The authorship of the Kung Yung is ascribed to Khung Kî, better known as Зze-sze, the grandson of Confucius. There is no statement to this effect, indeed, in the work itself; but the tradition need not be called in question. It certainly existed in the Khung family. The Book must have been written in the fifth century B.C., some time, I suppose, between 450 and 400. Since A.D. 1267, the author has had a place in the temples of Confucius as one of "The Four Assessors," with the title of "The Philosopher Зze-sze, transmitter of the Sage." I have seen his tomb-mound in the Confucian cemetery, outside the city of Khü-fû in Shan-tung, in front of those of his father and grandfather. There is a statue of him on it, bearing the inscription, "Duke (or Prince) of the State of Î."
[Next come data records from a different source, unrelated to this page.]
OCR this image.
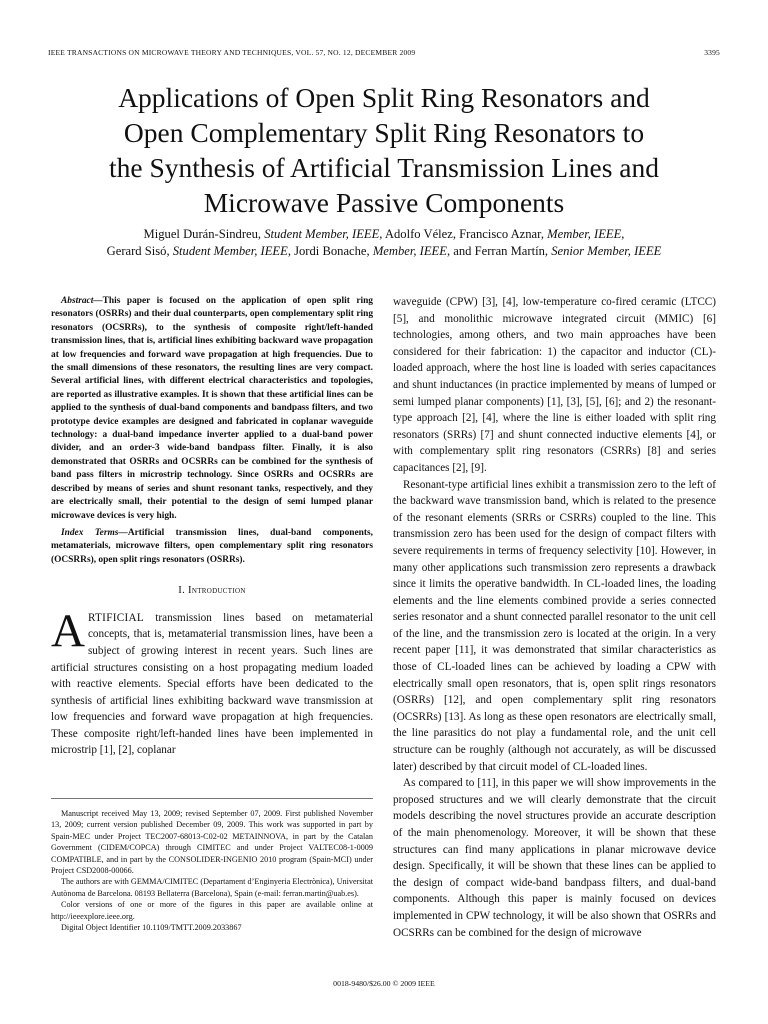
IEEE TRANSACTIONS ON MICROWAVE THEORY AND TECHNIQUES, VOL. 57, NO. 12, DECEMBER 2009	3395
Applications of Open Split Ring Resonators and
Open Complementary Split Ring Resonators to
the Synthesis of Artificial Transmission Lines and
Microwave Passive Components
Miguel Durán-Sindreu, Student Member, IEEE, Adolfo Vélez, Francisco Aznar, Member, IEEE,
Gerard Sisó, Student Member, IEEE, Jordi Bonache, Member, IEEE, and Ferran Martín, Senior Member, IEEE

Abstract—This paper is focused on the application of open split ring resonators (OSRRs) and their dual counterparts, open complementary split ring resonators (OCSRRs), to the synthesis of composite right/left-handed transmission lines, that is, artificial lines exhibiting backward wave propagation at low frequencies and forward wave propagation at high frequencies. Due to the small dimensions of these resonators, the resulting lines are very compact. Several artificial lines, with different electrical characteristics and topologies, are reported as illustrative examples. It is shown that these artificial lines can be applied to the synthesis of dual-band components and bandpass filters, and two prototype device examples are designed and fabricated in coplanar waveguide technology: a dual-band impedance inverter applied to a dual-band power divider, and an order-3 wide-band bandpass filter. Finally, it is also demonstrated that OSRRs and OCSRRs can be combined for the synthesis of band pass filters in microstrip technology. Since OSRRs and OCSRRs are described by means of series and shunt resonant tanks, respectively, and they are electrically small, their potential to the design of semi lumped planar microwave devices is very high.

Index Terms—Artificial transmission lines, dual-band components, metamaterials, microwave filters, open complementary split ring resonators (OCSRRs), open split rings resonators (OSRRs).

I. Introduction

ARTIFICIAL transmission lines based on metamaterial concepts, that is, metamaterial transmission lines, have been a subject of growing interest in recent years. Such lines are artificial structures consisting on a host propagating medium loaded with reactive elements. Special efforts have been dedicated to the synthesis of artificial lines exhibiting backward wave transmission at low frequencies and forward wave propagation at high frequencies. These composite right/left-handed lines have been implemented in microstrip [1], [2], coplanar

Manuscript received May 13, 2009; revised September 07, 2009. First published November 13, 2009; current version published December 09, 2009. This work was supported in part by Spain-MEC under Project TEC2007-68013-C02-02 METAINNOVA, in part by the Catalan Government (CIDEM/COPCA) through CIMITEC and under Project VALTEC08-1-0009 COMPATIBLE, and in part by the CONSOLIDER-INGENIO 2010 program (Spain-MCI) under Project CSD2008-00066.

The authors are with GEMMA/CIMITEC (Departament d’Enginyeria Electrònica), Universitat Autònoma de Barcelona. 08193 Bellaterra (Barcelona), Spain (e-mail: ferran.martin@uab.es).

Color versions of one or more of the figures in this paper are available online at http://ieeexplore.ieee.org.

Digital Object Identifier 10.1109/TMTT.2009.2033867

waveguide (CPW) [3], [4], low-temperature co-fired ceramic (LTCC) [5], and monolithic microwave integrated circuit (MMIC) [6] technologies, among others, and two main approaches have been considered for their fabrication: 1) the capacitor and inductor (CL)-loaded approach, where the host line is loaded with series capacitances and shunt inductances (in practice implemented by means of lumped or semi lumped planar components) [1], [3], [5], [6]; and 2) the resonant-type approach [2], [4], where the line is either loaded with split ring resonators (SRRs) [7] and shunt connected inductive elements [4], or with complementary split ring resonators (CSRRs) [8] and series capacitances [2], [9].

Resonant-type artificial lines exhibit a transmission zero to the left of the backward wave transmission band, which is related to the presence of the resonant elements (SRRs or CSRRs) coupled to the line. This transmission zero has been used for the design of compact filters with severe requirements in terms of frequency selectivity [10]. However, in many other applications such transmission zero represents a drawback since it limits the operative bandwidth. In CL-loaded lines, the loading elements and the line elements combined provide a series connected series resonator and a shunt connected parallel resonator to the unit cell of the line, and the transmission zero is located at the origin. In a very recent paper [11], it was demonstrated that similar characteristics as those of CL-loaded lines can be achieved by loading a CPW with electrically small open resonators, that is, open split rings resonators (OSRRs) [12], and open complementary split ring resonators (OCSRRs) [13]. As long as these open resonators are electrically small, the line parasitics do not play a fundamental role, and the unit cell structure can be roughly (although not accurately, as will be discussed later) described by that circuit model of CL-loaded lines.

As compared to [11], in this paper we will show improvements in the proposed structures and we will clearly demonstrate that the circuit models describing the novel structures provide an accurate description of the main phenomenology. Moreover, it will be shown that these structures can find many applications in planar microwave device design. Specifically, it will be shown that these lines can be applied to the design of compact wide-band bandpass filters, and dual-band components. Although this paper is mainly focused on devices implemented in CPW technology, it will be also shown that OSRRs and OCSRRs can be combined for the design of microwave

0018-9480/$26.00 © 2009 IEEE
It is not easy to translate the name of the Treatise, Kung Yung. It has been represented by "Juste Milieu;" "Medium Constans vel Sempiternum;" "L'Invariable Milieu;" "The Constant Medium;" "The Golden Medium;" "The True Medium;" and otherwise. I called it, in 1861, "The Doctrine of the Mean," which I have now changed for "The State of Equilibrium and Harmony," the reasons for which will be found in the notes on the first chapter of the present version.